Neural Networks and the Universal Approximation Theorem

Original article was published on Deep Learning on Medium

Neural Networks and the Universal Approximation Theorem

And the boom of deep neural networks in recent times

image source

The concept of Neural Networks has been around us for a few decades. Why did it take so much time to pace up? What is this sudden boom that Neural Networks and Deep Learning created? What makes Neural Networks this hype-worthy? Let’s explore.

The architecture of a Neural Network

To get a brief overview of what Neural Networks are, a neural network is simply a collection of Neurons(also known as activations), that are connected through various layers. It attempts to learn the mapping of input data to output data, on being provided a training set.

The training of the neural network later facilitates the predictions made by it on a testing data of the same distribution. This mapping is attained by a set of trainable parameters called weights, distributed over different layers. The weights are learned by the backpropagation algorithm whose aim is to minimize a loss function. A loss function measures how distant the predictions made by the network are from the actual values. Every layer in a neural network is followed by an activation layer that performs some additional operations on the neurons.

The Universal Approximation Theorem

Mathematically speaking, any neural network architecture aims at finding any mathematical function y= f(x) that can map attributes(x) to output(y). The accuracy of this function i.e. mapping differs depending on the distribution of the dataset and the architecture of the network employed. The function f(x) can be arbitrarily complex. The Univeral Approximation Theorem tells us that Neural Networks has a kind of universality i.e. no matter what f(x) is, there is a network that can approximately approach the result and do the job! This result holds for any number of inputs and outputs.

image source

If we observe the neural network above, considering the input attributes provided as height and width, our job is to predict the gender of the person. If we exclude all the activation layers from the above network, we realize that h₁ is a linear function of both weight and height with parameters w₁, w₂, and the bias term b₁. Therefore mathematically,

h₁ = w₁*weight + w₂*height + b₁

Similarily,

h2 = w₃*weight + w₄*height + b₂

Going along these lines we realize that o1 is also a linear function of h₁ and h2, and therefore depends linearly on input attributes weight and height as well. This essentially boils down to a linear regression model. Does a linear function suffice at approaching the Universal Approximation Theorem? The answer is NO. This is where activation layers come into play.

An activation layer is applied right after a layer in the Neural Network to provide non-linearities. Non-linearities help Neural Networks perform more complex tasks. An activation layer operates on activations (h₁, h2 in this case) and modifies them according to the activation function provided for that particular activation layer. Activation functions are generally non-linear except for the identity function. Some commonly used activation functions are ReLu, sigmoid, softmax, etc. With the introduction of non-linearities along with linear terms, it becomes possible for a neural network to model any given function approximately on having appropriate parameters(w₁, w₂, b₁, etc in this case). The parameters converge to appropriateness on training suitably. You can get better acquainted mathematically with the Universal Approximation theorem from here.

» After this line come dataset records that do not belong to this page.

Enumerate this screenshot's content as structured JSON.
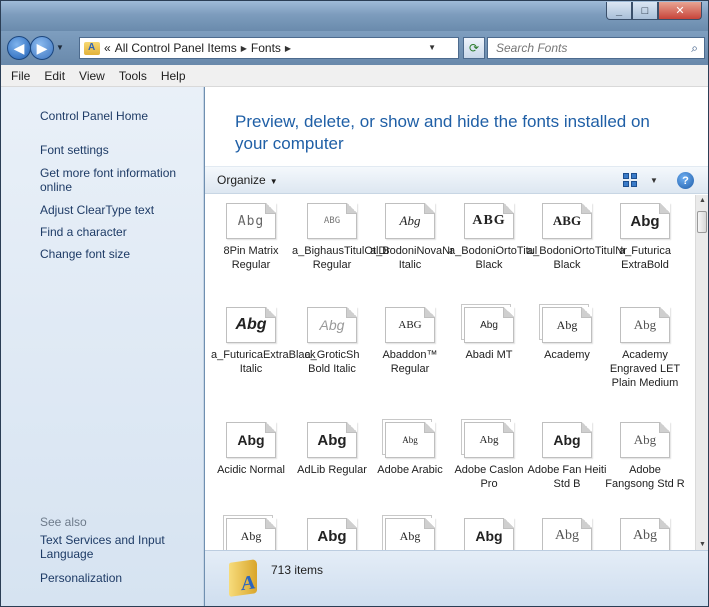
{
  "window": {
    "controls": [
      "_",
      "□",
      "✕"
    ]
  },
  "address_bar": {
    "overflow": "«",
    "crumbs": [
      "All Control Panel Items",
      "Fonts"
    ],
    "search_placeholder": "Search Fonts"
  },
  "menu": [
    "File",
    "Edit",
    "View",
    "Tools",
    "Help"
  ],
  "sidebar": {
    "links": [
      "Control Panel Home",
      "Font settings",
      "Get more font information online",
      "Adjust ClearType text",
      "Find a character",
      "Change font size"
    ],
    "see_also_label": "See also",
    "see_also": [
      "Text Services and Input Language",
      "Personalization"
    ]
  },
  "main": {
    "heading": "Preview, delete, or show and hide the fonts installed on your computer",
    "organize_label": "Organize",
    "item_count": "713 items"
  },
  "fonts": [
    {
      "name": "8Pin Matrix Regular",
      "sample": "Abg",
      "stack": false
    },
    {
      "name": "a_BighausTitulOtlDr Regular",
      "sample": "ABG",
      "stack": false
    },
    {
      "name": "a_BodoniNovaNr Italic",
      "sample": "Abg",
      "stack": false
    },
    {
      "name": "a_BodoniOrtoTitul Black",
      "sample": "ABG",
      "stack": false
    },
    {
      "name": "a_BodoniOrtoTitulNr Black",
      "sample": "ABG",
      "stack": false
    },
    {
      "name": "a_Futurica ExtraBold",
      "sample": "Abg",
      "stack": false
    },
    {
      "name": "a_FuturicaExtraBlack Italic",
      "sample": "Abg",
      "stack": false
    },
    {
      "name": "a_GroticSh Bold Italic",
      "sample": "Abg",
      "stack": false
    },
    {
      "name": "Abaddon™ Regular",
      "sample": "ABG",
      "stack": false
    },
    {
      "name": "Abadi MT",
      "sample": "Abg",
      "stack": true
    },
    {
      "name": "Academy",
      "sample": "Abg",
      "stack": true
    },
    {
      "name": "Academy Engraved LET Plain Medium",
      "sample": "Abg",
      "stack": false
    },
    {
      "name": "Acidic Normal",
      "sample": "Abg",
      "stack": false
    },
    {
      "name": "AdLib Regular",
      "sample": "Abg",
      "stack": false
    },
    {
      "name": "Adobe Arabic",
      "sample": "Abg",
      "stack": true
    },
    {
      "name": "Adobe Caslon Pro",
      "sample": "Abg",
      "stack": true
    },
    {
      "name": "Adobe Fan Heiti Std B",
      "sample": "Abg",
      "stack": false
    },
    {
      "name": "Adobe Fangsong Std R",
      "sample": "Abg",
      "stack": false
    },
    {
      "name": "",
      "sample": "Abg",
      "stack": true
    },
    {
      "name": "",
      "sample": "Abg",
      "stack": false
    },
    {
      "name": "",
      "sample": "Abg",
      "stack": true
    },
    {
      "name": "",
      "sample": "Abg",
      "stack": false
    },
    {
      "name": "",
      "sample": "Abg",
      "stack": false
    },
    {
      "name": "",
      "sample": "Abg",
      "stack": false
    }
  ]
}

Neural networks have the capability to map complex functions and have been a theory on paper since forever. What made it a prodigy in Machine learning suddenly?

The boom

A recent explosion for interest in deep learning models is credited to the high computational complexity and the enriching data that the world has to offer nowadays. Deep neural networks are data-hungry models. This boom is also majorly credited to the inexpensive high-speed computing that has arrived in the hands of the common folks. This unprecedented increase in data along with computational power has created wonders in almost all domains of life.

Deep learning models are firmly believed to extract features from raw data automatically, a concept also known as feature learning. No matter what you feed into a sufficiently large and deep Neural Network, it can learn hidden features and relations between attributes and later leverages those same relations to predict results. This comes real handy and requires minimal preprocessing of data. Along with this, the tools and frameworks(PyTorch, Tensorflow, Theano) used to design and build these data-driven models are increasing by the day, pretty high level, and are easily available. They require an inconsiderable low-level understanding of programming languages. On top of it, research by top companies has proved that this domain is indeed worth spending valuable time and money on.

models scaled with data

It is highly acclaimed that deep learning models are indeed scalable with data. This indicates that the results almost always get better with the increase in data and by employing larger models. These larger models require more computation to train. With the advent of conducive computational environments that are easily accessible nowadays, it has, therefore, become easier to experiment and improve the algorithms and architectures in real-time, thus giving rise to better and better practices in short spans. That being said, Deep Neural Networks have wide found applications in many domains like Image Recognition, Natural Language Processing, Recommender Systems, and much more. Various cross-domain applications have also picked up pace recently.